In a statement, Dr. Martens’ chief executive, Kenny Wilson, outlined the company’s difficult Summer 2020, but explained that these results will be revealed in next year’s report. “Looking ahead, while we are currently in a volatile and uncertain trading environment, we have a very clear strategy in place supported by a strong brand and consumer connections, and I am confident in the outlook for the business,” he explained.

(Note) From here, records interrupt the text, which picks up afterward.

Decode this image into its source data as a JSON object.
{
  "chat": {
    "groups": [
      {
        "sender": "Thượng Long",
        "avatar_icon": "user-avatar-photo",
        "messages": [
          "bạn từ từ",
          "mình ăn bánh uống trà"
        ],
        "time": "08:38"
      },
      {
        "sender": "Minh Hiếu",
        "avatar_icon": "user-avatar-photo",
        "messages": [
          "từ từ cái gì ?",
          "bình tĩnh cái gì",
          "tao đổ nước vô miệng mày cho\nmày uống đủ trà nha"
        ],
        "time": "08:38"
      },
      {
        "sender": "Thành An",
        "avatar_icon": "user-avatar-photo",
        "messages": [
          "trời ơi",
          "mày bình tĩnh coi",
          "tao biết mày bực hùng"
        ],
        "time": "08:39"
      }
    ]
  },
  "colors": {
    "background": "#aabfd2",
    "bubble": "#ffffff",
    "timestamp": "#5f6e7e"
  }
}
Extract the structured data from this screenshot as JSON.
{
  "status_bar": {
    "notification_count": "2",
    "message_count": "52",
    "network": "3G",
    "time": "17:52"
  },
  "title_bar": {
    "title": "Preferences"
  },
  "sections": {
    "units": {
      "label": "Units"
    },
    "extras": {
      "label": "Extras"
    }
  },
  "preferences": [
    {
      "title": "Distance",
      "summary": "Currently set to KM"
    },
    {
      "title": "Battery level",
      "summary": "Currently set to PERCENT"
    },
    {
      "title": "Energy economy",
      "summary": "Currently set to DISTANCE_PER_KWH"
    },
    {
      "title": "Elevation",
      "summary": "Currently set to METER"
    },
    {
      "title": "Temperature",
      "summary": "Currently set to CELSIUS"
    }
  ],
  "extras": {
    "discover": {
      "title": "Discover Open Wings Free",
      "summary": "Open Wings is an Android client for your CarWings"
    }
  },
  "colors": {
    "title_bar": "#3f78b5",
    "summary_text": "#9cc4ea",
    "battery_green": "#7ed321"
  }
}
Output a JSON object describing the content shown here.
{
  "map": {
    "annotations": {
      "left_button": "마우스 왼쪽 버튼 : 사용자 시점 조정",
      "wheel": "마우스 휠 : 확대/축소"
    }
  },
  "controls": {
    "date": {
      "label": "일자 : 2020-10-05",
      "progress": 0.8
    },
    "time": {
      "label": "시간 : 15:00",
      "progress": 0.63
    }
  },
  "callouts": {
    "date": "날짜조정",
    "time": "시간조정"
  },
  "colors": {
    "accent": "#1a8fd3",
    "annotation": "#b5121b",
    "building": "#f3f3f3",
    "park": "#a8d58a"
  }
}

Meanwhile, the previous year’s financials, which ended on March 31, are extremely upbeat. This period saw Dr. Martens rake in a 48 percent boom in revenue, climbing to £672.2 million GBP (approximately $875 million USD). Strong double-digit growth across all regions, expanding direct-to-consumer channels and over a dozen new flagship stores aided in these positive results.
“We have delivered another year of exceptional growth at Dr. Martens driven by our consumer first strategy and continuous investment in the business,” Wilson explained. “Our performance is testament to the hard work and dedication of our teams and demonstrates the resilience and strength of our brand at a time of great uncertainty.”
After March 31, all Dr. Martens stores in EMEA, Japan and America were closed in light of COVID-19, but Hong Kong and South Korean outposts remained open along with third-party Chinese vendors. Resilient e-commerce further boosted Dr. Martens’ business during the pandemic. In fact, the company has begun to return the £1,000 GBP-per-person furlough bonus (approximately $1,255 USD) granted by the United Kingdom government to hard-hit businesses.
“We made sure we would have significant liquidity and could pay everyone, so when we saw positive sales continue we knew we had to repay that,” Wilson told the PA news agency. “So far this financial year, we have maintained growth as e-commerce has offset losses elsewhere. “Our strategy has been digital first and that obviously put us in a strong position to deal with closures.”
Wilson did not comment on whether the pandemic has offered initiative for Dr. Martens’ owner to seek its sale.